At the same time, we welcome some of the demands being put forward by the NLC and TUC. But we don’t accept that they should serve as a condition precedent for the removal of subsidy as they are things Labour should ordinarily fight for. Some of these demands include revamping the ailing public refineries and payment of N200,000 minimum wage. In particular, the demand for a N200,000 minimum wage is a very important demand which if implemented, without retrenchment, can help to provide some relief to workers impoverished by capitalist attacks over the past years.
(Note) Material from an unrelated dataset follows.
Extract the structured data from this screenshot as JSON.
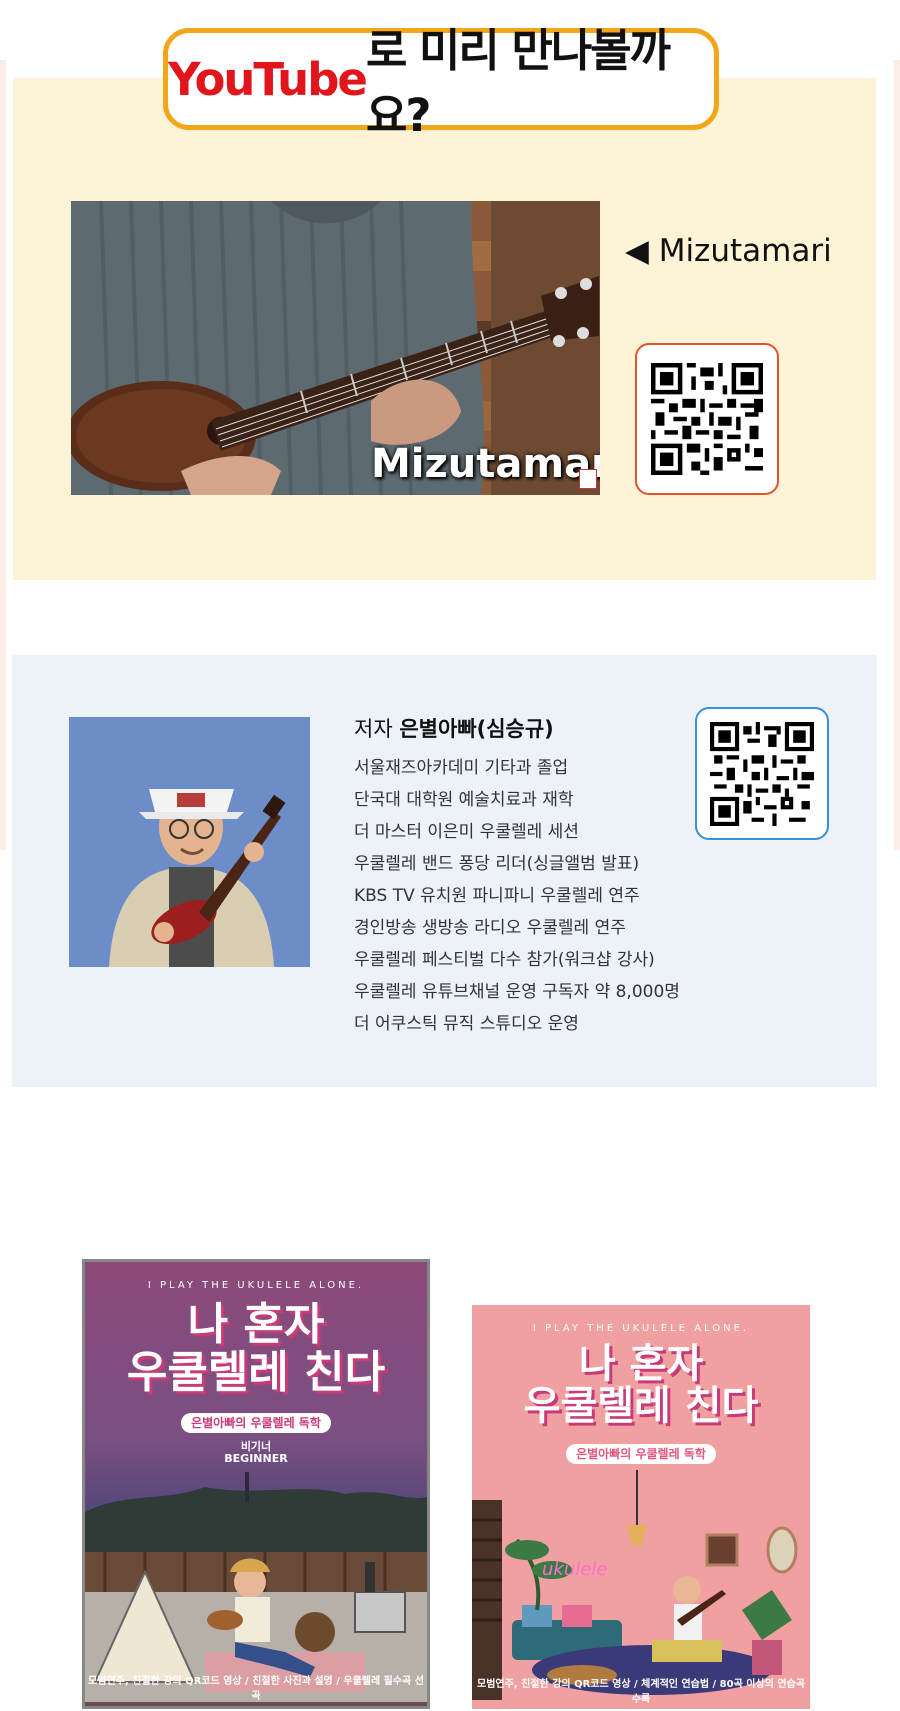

The DSM hereby joins the NLC and TUC to demand a N200, 000 minimum wage adjustable to the rate of inflation.
However, we must stress that on the basis of capitalism and in view of the multiplier effect of subsidy removal on the economy with regard to the rise in inflation and others, it is not likely that the expected positive effect of the N200,000 minimum wage on workers living standards will last for long. Hence the need for the labour movement to place at the core of its negotiations with the Federal Government the demand for the nationalization of the oil and gas sector as part of a wider programme for public ownership of the key sectors of Nigeria’s economy under democratic workers’ control and management. This is because without ending private ownership of Nigeria’s economy, otherwise known as capitalism, none of the aspirations of the labour movement for a living wage and a better life for the working masses can be achieved on any lasting basis.
But by organizing a serious fightback against this criminal policy of subsidy removal which essentially means forcing ordinary people to pay for super profits of oil big businesses including Dangote refinery and other cronies of the government, and building a mass workers’ party with Socialist programmes, it is possible to put into power a workers and poor people’s government. Such a government would go ahead to take Nigeria’s wealth, including its oil resources, off the one per cent and put it to use to begin to address dire infrastructural decay, poverty, unemployment and other crying needs of the working class, youth and poor.